There does not exist a minor league system, so the methods of the
Cardinals and Dodgers would not apply. Perhaps the closest that
our industry would have for this, would be the occasional individual
that worked in a hardware store for many years, and somehow put
together enough dollars so that they could make a down payment on
a store, and have some operating capital.
Visiting with fellow hardware
retailers at conventions and other industry events, you can hear
reports of wholesalers being built "Yankee style". It seems that
the higher profile a store has, the more frequent the owner is visited
by one or more of the competing wholesalers. The term of high profile
may be defined by the reputation of the owner, owning multiple stores,
perceived purchases, or profitability.
A lot of trade press in the
last year has given coverage to these incidents. There has been
a lot of remarks and responses by the wholesalers, and there has
been plenty of talk between dealers as to what a wholesaler has
spent to gain the purchases of another store.
The discussion has
been interesting as dealers discuss who has been invited to a wholesaler's
show as compared to those dealers whose expenses have been paid
so that the dealer, and sometimes their staff members will attend
a market.
Talk often turns as to why the
move from one wholesaler to another was made. What made the dealer
think that the new wholesaler was superior to the prior one?
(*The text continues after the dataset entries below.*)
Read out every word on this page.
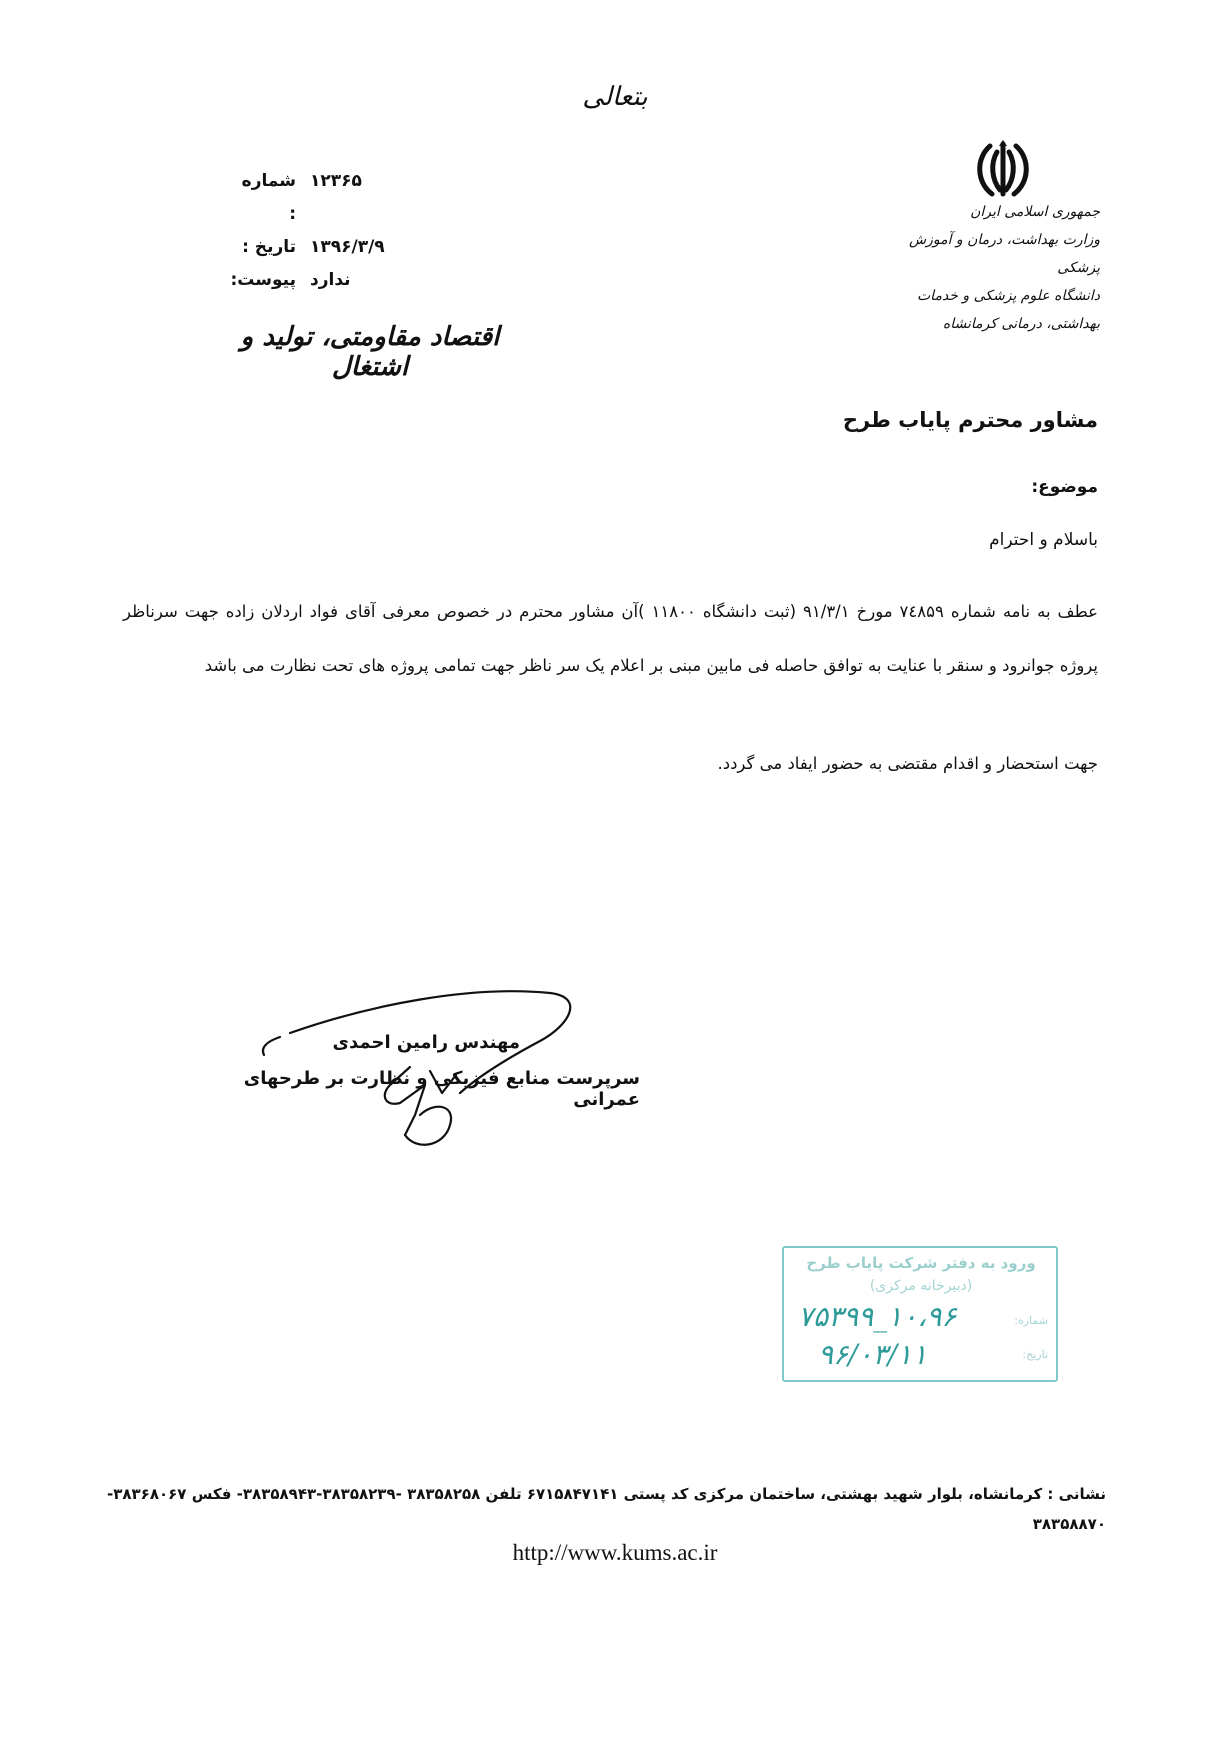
بتعالی
شماره :
۱۲۳۶۵
تاریخ : ۱۳۹۶/۳/۹
پیوست: ندارد
جمهوری اسلامی ایران
وزارت بهداشت، درمان و آموزش پزشکی
دانشگاه علوم پزشکی و خدمات بهداشتی، درمانی کرمانشاه
اقتصاد مقاومتی، تولید و اشتغال
مشاور محترم پایاب طرح
موضوع:
باسلام و احترام
عطف به نامه شماره ۷٤۸۵۹ مورخ ۹۱/۳/۱ (ثبت دانشگاه ۱۱۸۰۰ )آن مشاور محترم در خصوص معرفی آقای فواد اردلان زاده جهت سرناظر پروژه جوانرود و سنقر با عنایت به توافق حاصله فی مابین مبنی بر اعلام یک سر ناظر جهت تمامی پروژه های تحت نظارت می باشد
جهت استحضار و اقدام مقتضی به حضور ایفاد می گردد.
مهندس رامین احمدی
سرپرست منابع فیزیکی و نظارت بر طرحهای عمرانی
ورود به دفتر شرکت پایاب طرح
(دبیرخانه مرکزی)
شماره:
تاریخ:
۱۰،۹۶_۷۵۳۹۹
۹۶/۰۳/۱۱
نشانی : کرمانشاه، بلوار شهید بهشتی، ساختمان مرکزی کد پستی ۶۷۱۵۸۴۷۱۴۱ تلفن ۳۸۳۵۸۲۵۸ -۳۸۳۵۸۲۳۹-۳۸۳۵۸۹۴۳- فکس ۳۸۳۶۸۰۶۷- ۳۸۳۵۸۸۷۰
http://www.kums.ac.ir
Someone
will mention that just like competing brands of household batteries,
that if one was far superior to another, then why do the brands
have such large shares of the market? There isn't an answer, just
discussion. Again, it looks to some like the old "Yankees method".
But the Royals. Who knows
what the results would have been if the academy had continued
until today? The concept sounds great. Take someone that shows promise,
has talent, a healthy financial statement, and shows the skills
to create a success story.
Depending on where you gather
your statistics it reads something like this: 80% of the new small
businesses have failed within 3 years, 90% within 10 years and 98%
within 20 years. Franchises have an 80% success rate.
How do we
transfer some of the franchise success rate to our industry? Surely
if we could capture that, even for stores that have been open
for more than 20 years, we could help our industry tremendously.
It would require more than just seminars at a trade show, but could
provide a way of ongoing assistance.
Maybe the first response
from a wholesaler would be along the lines that the dealer cannot
be told what to do. After all, he owns the store. But progressive
stores would perhaps welcome the input if it was for the good
of his store and not to forward the wholesaler's programs. That
doesn't say that wholesalers programs are wrong. They just can't
all be right for everyone.
The progressive retailer would
probably identify with the program when it is right, not because
it comes from the wholesaler he is aligned with. It just seems that
instead of only picking the cherries, that someone should work on
growing new plants. Maybe Ewing had it right.